Remembering my Mother.

My mom with my boys a few weeks after she was diagnosed with stage 4 pancreatic cancer.  She died about 11 months later.  My goodness they look too young to watch go through something so sad.  And, she looks so beautiful here, not sick. This is how I hope they remember her.
Today is Father's Day.  Today I celebrate my own father and my husband for their commitment to my boys and to me.  But it is also the day my mother died.  Last Sunday was her 70th birthday and today is the day she died.  One week apart, a week after her 63rd birthday.  Sometimes I forget she is gone.  Even now, after seven years I will wake up in the morning and have to remember that my dream isn't real, that she is not living and we can't talk and laugh and cry and drink a margarita or some wine together and we can't hug each other.  But, most days I remember.  It doesn't hurt so much any more to be a motherless daughter.

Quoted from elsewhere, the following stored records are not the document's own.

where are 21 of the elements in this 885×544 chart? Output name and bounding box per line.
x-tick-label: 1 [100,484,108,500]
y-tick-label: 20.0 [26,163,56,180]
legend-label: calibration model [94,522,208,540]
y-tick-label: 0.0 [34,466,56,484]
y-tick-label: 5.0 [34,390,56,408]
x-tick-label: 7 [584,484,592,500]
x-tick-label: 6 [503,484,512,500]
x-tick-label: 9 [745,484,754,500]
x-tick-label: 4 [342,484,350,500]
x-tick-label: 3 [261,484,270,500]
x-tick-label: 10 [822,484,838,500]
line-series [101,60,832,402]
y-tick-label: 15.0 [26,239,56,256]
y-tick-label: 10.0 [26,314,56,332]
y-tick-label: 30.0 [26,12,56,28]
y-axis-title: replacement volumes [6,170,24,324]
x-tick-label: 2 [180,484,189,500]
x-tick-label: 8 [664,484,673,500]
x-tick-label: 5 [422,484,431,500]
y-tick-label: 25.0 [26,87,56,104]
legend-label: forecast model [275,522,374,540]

I don't usually cry anymore when I talk about her like I did in the first years.  My sadness is more a dull ache, like the place where I cut my hand a few months ago and had stitches and healed, but still hurts sometimes.  It is not the slice and throb that it first was when the glass sliced my hand and the stitches were new.  The ache is more an abstract longing for her being able to see Nick graduate and her excitement that he is headed to Florida for college and new adventure.  It is more the yen to hear her raucous laughter as she told something she thought was utterly hilarious.  It is the hope that my boys will remember her voice as she told them something was "disgusting".  It is remembering what fun we had together when she came to visit me when I was studying abroad in Spain and we traveled around together, and knowing that we will never take a trip together again.

I often look at the photograph of my own grandmother who died when I was nine.  I wonder about her.  I wonder what she loved, what made her happy, and sad and angry.  I wonder many things because I never knew her.  But I feel like I know her through the portrait I have on my wall.  I feel like I know a little something of her.  I hope that my boys will remember their Gram through the image of the three of them together.  I hope they will remember her laugh and her voice and the special things she did for them - like get Nick 11 scoops of ice cream on his 11th birthday, a few months before she died.  I hope that Johnny will remember her because he was not quite nine when she left, the same age as I was when my own grandmother left me.

My mom and me on my wedding day almost 22 years ago. She was 48 years old - just a few years younger than I am today.  It is still seems crazy that she is not here anymore.